В этом 1797 году, в возрасте семидесяти двух лет, когда я могу сказать Dixi, хотя еще дышу, я не могу найти большего удовольствия, чем разбираться со своими собственными делами, и давать превосходный повод для смеха в хорошей компании, которой я всегда окружен, которая меня слушает и которая всегда являет ко мне признаки дружбы. Чтобы хорошо писать, мне достаточно только представить себе, как она будет это читать: Qusecumque dixi, si placuerint, dictavil auditor[3]. Что касается профанов, которым я не могу помешать меня читать, достаточно знать, что я написал это не для них. Вспоминая полученные удовольствия, я снова их себе представляю, и я смеюсь над наказаниями, которые перенес и которых больше не чувствую. Частица Вселенной, я говорю в воздух, и я полагаю дать отчет о моем управлении, подобно тому, как дворецкий дает отчет своему господину, перед тем как исчезнуть. Что касается моего будущего, то, как философ, я никогда не желал беспокоиться об этом, потому что ничего об этом не знаю, и, как христианин, должен верить закону без рассуждений, и наилучшая защита – глубокое молчание. Я знаю, что существовал, и, будучи в этом уверен, я знаю также, что не буду существовать, когда перестану чувствовать. Если случится мне, после моей смерти, все же что-то чувствовать, я не усомнюсь более ни в чем, но уличу во лжи всех тех, кто скажет мне, что я мертв.

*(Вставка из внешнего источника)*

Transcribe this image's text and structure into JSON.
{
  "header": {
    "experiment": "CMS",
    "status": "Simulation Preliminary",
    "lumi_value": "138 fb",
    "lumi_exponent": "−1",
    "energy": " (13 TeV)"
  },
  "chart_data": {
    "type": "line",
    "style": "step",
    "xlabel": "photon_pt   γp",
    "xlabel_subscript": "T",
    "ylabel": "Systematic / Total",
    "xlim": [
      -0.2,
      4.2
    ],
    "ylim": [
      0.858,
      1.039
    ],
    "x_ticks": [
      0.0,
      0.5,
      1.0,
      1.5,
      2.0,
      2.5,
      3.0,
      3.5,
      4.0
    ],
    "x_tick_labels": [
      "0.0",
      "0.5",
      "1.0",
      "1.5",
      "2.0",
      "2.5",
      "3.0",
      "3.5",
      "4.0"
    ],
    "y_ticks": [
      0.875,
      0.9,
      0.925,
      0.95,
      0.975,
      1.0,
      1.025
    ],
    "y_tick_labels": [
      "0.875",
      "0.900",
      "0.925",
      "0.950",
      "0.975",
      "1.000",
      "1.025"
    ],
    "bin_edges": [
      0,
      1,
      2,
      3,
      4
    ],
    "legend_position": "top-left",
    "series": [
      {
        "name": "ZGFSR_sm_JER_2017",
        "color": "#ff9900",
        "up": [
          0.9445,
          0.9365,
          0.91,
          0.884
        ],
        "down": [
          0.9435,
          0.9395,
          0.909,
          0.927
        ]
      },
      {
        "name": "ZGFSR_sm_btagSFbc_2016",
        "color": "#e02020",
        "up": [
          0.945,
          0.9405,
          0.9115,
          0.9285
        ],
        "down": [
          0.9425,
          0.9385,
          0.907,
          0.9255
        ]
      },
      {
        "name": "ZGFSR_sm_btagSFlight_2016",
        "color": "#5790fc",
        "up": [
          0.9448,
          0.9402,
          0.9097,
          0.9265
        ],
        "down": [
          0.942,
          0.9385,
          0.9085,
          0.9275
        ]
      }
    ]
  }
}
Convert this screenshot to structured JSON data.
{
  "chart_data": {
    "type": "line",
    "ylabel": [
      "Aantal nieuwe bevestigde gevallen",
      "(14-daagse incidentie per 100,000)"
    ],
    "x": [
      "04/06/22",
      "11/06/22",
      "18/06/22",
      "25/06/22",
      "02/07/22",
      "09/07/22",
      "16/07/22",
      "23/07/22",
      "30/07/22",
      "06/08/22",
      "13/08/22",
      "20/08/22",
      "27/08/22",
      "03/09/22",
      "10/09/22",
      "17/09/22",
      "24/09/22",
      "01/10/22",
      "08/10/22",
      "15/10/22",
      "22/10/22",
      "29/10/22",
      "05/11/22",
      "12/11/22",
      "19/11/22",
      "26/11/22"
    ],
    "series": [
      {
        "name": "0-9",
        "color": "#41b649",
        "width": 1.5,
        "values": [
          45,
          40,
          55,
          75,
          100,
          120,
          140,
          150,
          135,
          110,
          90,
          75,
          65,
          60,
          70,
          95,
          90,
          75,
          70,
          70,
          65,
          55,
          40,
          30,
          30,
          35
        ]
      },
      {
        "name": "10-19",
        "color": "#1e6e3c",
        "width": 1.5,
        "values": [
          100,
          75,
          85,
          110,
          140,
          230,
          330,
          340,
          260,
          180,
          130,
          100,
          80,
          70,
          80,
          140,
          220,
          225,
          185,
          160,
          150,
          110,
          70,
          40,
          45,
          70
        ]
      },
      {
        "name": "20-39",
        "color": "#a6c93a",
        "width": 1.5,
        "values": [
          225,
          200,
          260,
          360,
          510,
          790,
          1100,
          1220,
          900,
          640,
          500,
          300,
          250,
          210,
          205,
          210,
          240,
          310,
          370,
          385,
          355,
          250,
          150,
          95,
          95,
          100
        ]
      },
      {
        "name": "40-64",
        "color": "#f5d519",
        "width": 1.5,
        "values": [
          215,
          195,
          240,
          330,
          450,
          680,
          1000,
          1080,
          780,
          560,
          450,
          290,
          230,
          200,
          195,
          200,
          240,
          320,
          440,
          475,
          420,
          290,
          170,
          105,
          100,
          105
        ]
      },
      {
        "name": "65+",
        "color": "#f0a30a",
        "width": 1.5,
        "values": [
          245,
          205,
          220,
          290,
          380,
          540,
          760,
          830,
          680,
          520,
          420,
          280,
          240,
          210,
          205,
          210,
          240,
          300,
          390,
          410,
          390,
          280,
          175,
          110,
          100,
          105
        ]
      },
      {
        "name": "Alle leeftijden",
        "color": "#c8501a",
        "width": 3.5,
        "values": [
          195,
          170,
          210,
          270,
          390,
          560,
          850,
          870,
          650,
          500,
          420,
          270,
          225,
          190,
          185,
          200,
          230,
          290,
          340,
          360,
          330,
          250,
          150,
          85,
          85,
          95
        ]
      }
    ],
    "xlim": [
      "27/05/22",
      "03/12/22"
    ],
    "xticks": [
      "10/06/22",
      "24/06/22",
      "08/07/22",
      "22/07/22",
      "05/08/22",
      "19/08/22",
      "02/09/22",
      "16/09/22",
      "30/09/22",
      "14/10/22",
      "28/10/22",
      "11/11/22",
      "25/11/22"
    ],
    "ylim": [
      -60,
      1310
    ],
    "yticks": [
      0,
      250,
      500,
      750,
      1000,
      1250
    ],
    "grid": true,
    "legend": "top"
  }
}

Мой рассказ, если начать его с самого удаленного факта, который удается вспомнить, начнется в возрасте восьми лет и четырех месяцев. До этого времени, если правда, что Vivere cogitare est[4], я не жил – я прозябал. Мысль человека, состоящая лишь в сравнениях, делающихся для рассмотрения отношений, не может предшествовать существованию его памяти. Орган, ей соответствующий, развился в моей голове только к восьми годам и четырем месяцам от рождения; к этому моменту моя душа начала воспринимать впечатления. Каким образом нематериальная субстанция, которой не может быть, существует, – ни один человек не в состоянии объяснить. Утешительная философия, в согласии с религией, утверждает, что взаимная зависимость души, чувств и органов является лишь случайной и мимолетной и что душа будет свободна и счастлива, когда смерть тела освободит ее от его тиранической власти. Это очень красиво, но, отвлечемся от религии, это не безопасно. Поскольку нет возможности убедиться с полной достоверностью в том, что, после того, как перестаешь жить, становишься бессмертным, простите меня, если я не тороплюсь познать эту истину.

Знание, которое стоит жизни, стоит слишком дорого. Между тем, я люблю Бога, охраняющего меня от любого неправедного действия и ненавидящего неправедных людей, при этом не причиняющего им зла. По мне, достаточно того, чтобы воздержаться делать им добро. Не следует кормить змей.

Прежде чем я скажу что-то о моем темпераменте и моем характере, пусть снисходительность моих читателей не будет лишена честности, ни, тем более, разума.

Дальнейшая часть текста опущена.